Buenos Aires Herald | 5 May 2010
Blocked since 2004: EU seeks to reestablish negotiations with Mercosur
The European Commission (EC) has proposed to reactivate its negotiations with the Mercosur bloc, stagnant since 2004, with the objective of reaching an association agreement.
The EU executive has decided, in its weekly meeting, to re-establish discussions with the Latin American bloc, since it considers "that an eventual pact could generate economic benefits for both parts," according to an EC communiqué.
For the EU Spanish presidency, an agreement with Mercosur is a priority.
Spain seeks to boost commitment to conclude a treaty in the near future with the Latin American bloc during the EU-Latin America and the Caribbean summit to be held in Madrid on May 17 and 18.

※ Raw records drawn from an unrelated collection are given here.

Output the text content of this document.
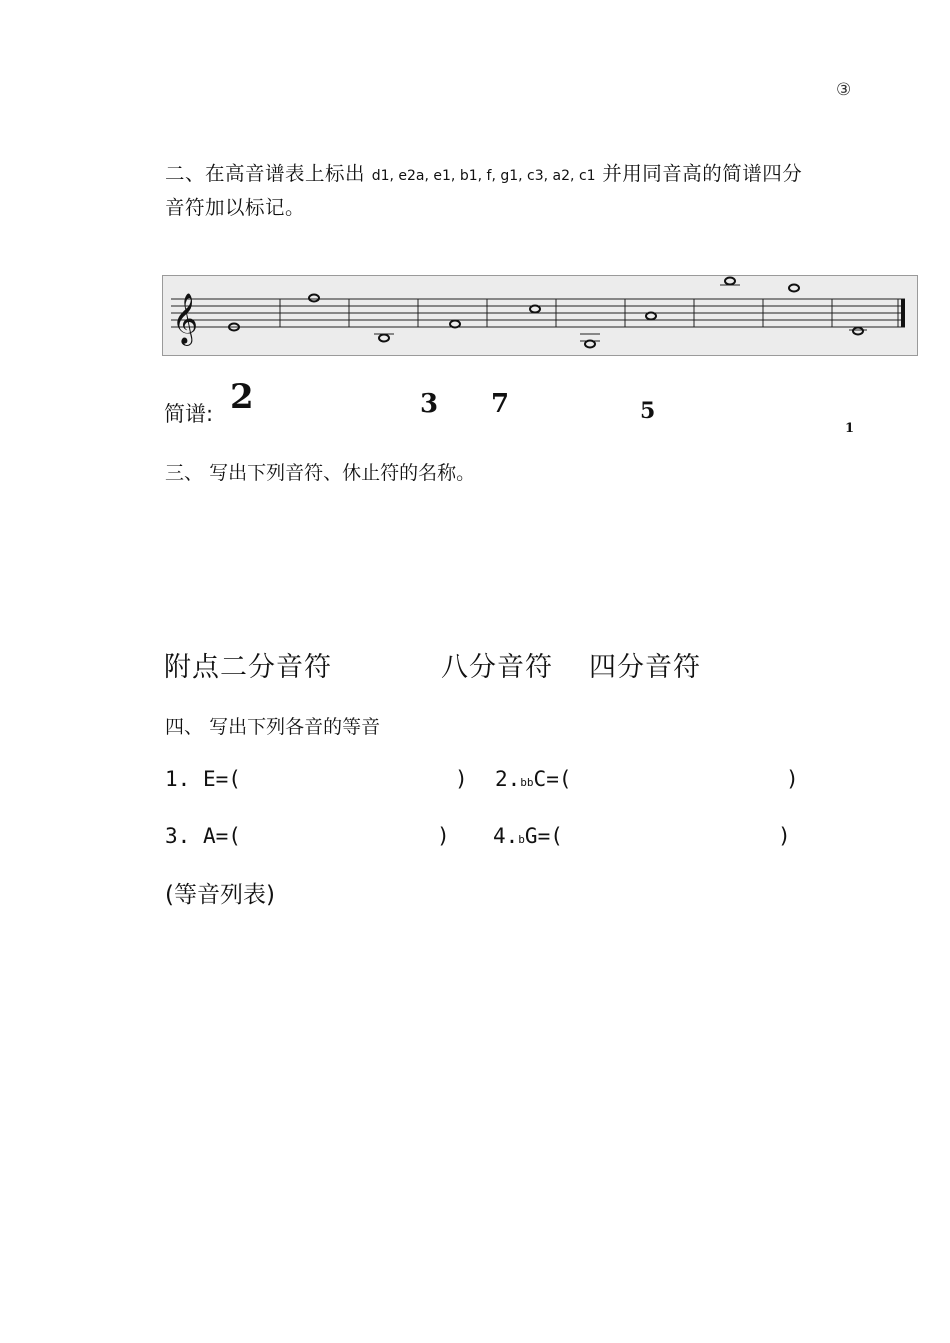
③
二、在高音谱表上标出 d1, e2a, e1, b1, f, g1, c3, a2, c1 并用同音高的简谱四分
音符加以标记。
𝄞
简谱: 2	3 7	5
1
三、 写出下列音符、休止符的名称。
附点二分音符	八分音符 四分音符
四、 写出下列各音的等音
1. E=(	) 2.bbC=(	)
3. A=(	) 4.bG=(	)
(等音列表)
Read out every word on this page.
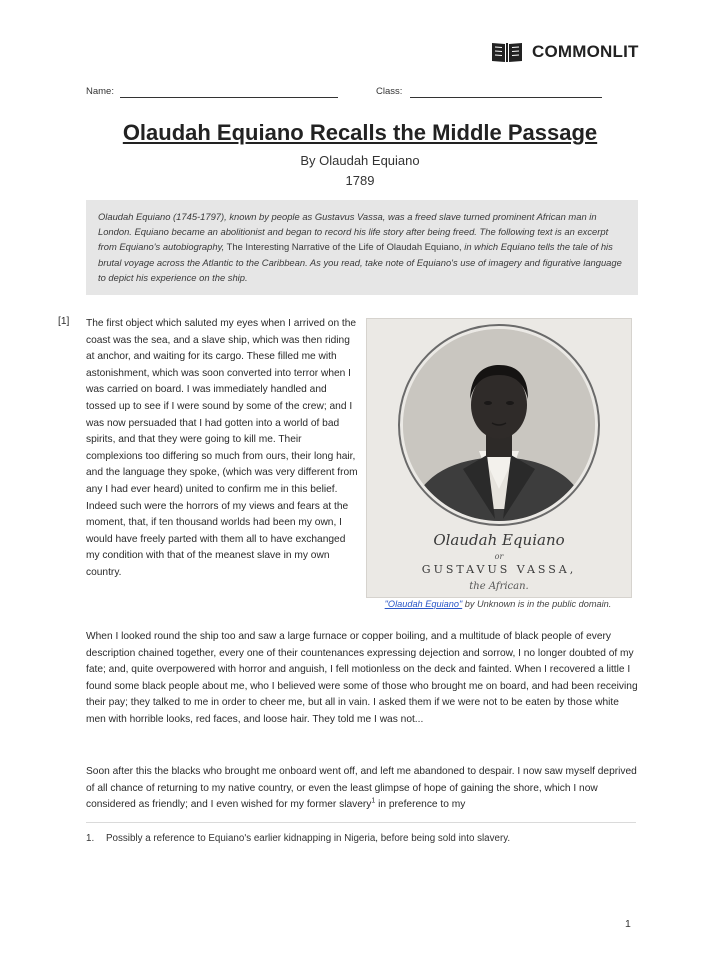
COMMONLIT
Name:	Class:
Olaudah Equiano Recalls the Middle Passage
By Olaudah Equiano
1789
Olaudah Equiano (1745-1797), known by people as Gustavus Vassa, was a freed slave turned prominent African man in London. Equiano became an abolitionist and began to record his life story after being freed. The following text is an excerpt from Equiano's autobiography, The Interesting Narrative of the Life of Olaudah Equiano, in which Equiano tells the tale of his brutal voyage across the Atlantic to the Caribbean. As you read, take note of Equiano's use of imagery and figurative language to depict his experience on the ship.
[1] The first object which saluted my eyes when I arrived on the coast was the sea, and a slave ship, which was then riding at anchor, and waiting for its cargo. These filled me with astonishment, which was soon converted into terror when I was carried on board. I was immediately handled and tossed up to see if I were sound by some of the crew; and I was now persuaded that I had gotten into a world of bad spirits, and that they were going to kill me. Their complexions too differing so much from ours, their long hair, and the language they spoke, (which was very different from any I had ever heard) united to confirm me in this belief. Indeed such were the horrors of my views and fears at the moment, that, if ten thousand worlds had been my own, I would have freely parted with them all to have exchanged my condition with that of the meanest slave in my own country.
Olaudah Equiano
or
GUSTAVUS VASSA,
the African.
"Olaudah Equiano" by Unknown is in the public domain.
When I looked round the ship too and saw a large furnace or copper boiling, and a multitude of black people of every description chained together, every one of their countenances expressing dejection and sorrow, I no longer doubted of my fate; and, quite overpowered with horror and anguish, I fell motionless on the deck and fainted. When I recovered a little I found some black people about me, who I believed were some of those who brought me on board, and had been receiving their pay; they talked to me in order to cheer me, but all in vain. I asked them if we were not to be eaten by those white men with horrible looks, red faces, and loose hair. They told me I was not...
Soon after this the blacks who brought me onboard went off, and left me abandoned to despair. I now saw myself deprived of all chance of returning to my native country, or even the least glimpse of hope of gaining the shore, which I now considered as friendly; and I even wished for my former slavery$^1$ in preference to my
1. Possibly a reference to Equiano's earlier kidnapping in Nigeria, before being sold into slavery.
1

EC president, José Manuel Durao Barroso, declared that the reactivation of negotiations is an important opportunity: "Given the fact that we seek to strengthen the global economy after the crisis, a successful result could offer benefits in terms of employment and growth for both parts."
However, Barroso said this is just a beginning and that the EC will put conditions on the negotiations, among them those regarding intellectual property rights or those relating to the appellations of origin.
Likewise, the EC will study the measures needed to ameliorate the "adverse impact" in sectors such as agriculture, which is the main point of discrepancy and a topic in which Mercosur asks for concessions from the 27 community countries.
More precisely, in the discussion within the EC there have been commissaries who have warned of the damage that an agreement could produce to European agriculture, such as the Interior Market commissary, French-man Michel Barnier, and the Investigation commissary, Irish-woman Máire Geoghegan-Quinn.
On his part, the European commissary of Commerce, Karel De Gucht, manifested in a communiqué that any agreement "should be ambitious and should increase the access to EU businesses that Mercosur nations have, including agriculture markets."
The EC calculates that for the EU, a pact would bring an annual economic benefit of 4.5 billion in exports, and that Mercosur would obtain similar earnings.
The EU will pursue the liberation of trade in the greater part of the industrial products and in the services sector.
Mercosur is a bloc with great potential, since its GDP reaches 1.3 billion Euros, an amount greater than those from countries such as South Korea, India, or Russia; in the last few years, the growth rate has ranged between 4 and 6 percent in Brazil and between 6 and 9 percent in Argentina.
In other occasions, the European Agriculture commissary, Dacian Ciolos, warned of the effects on the community sector the opening to Mercosur products could produce.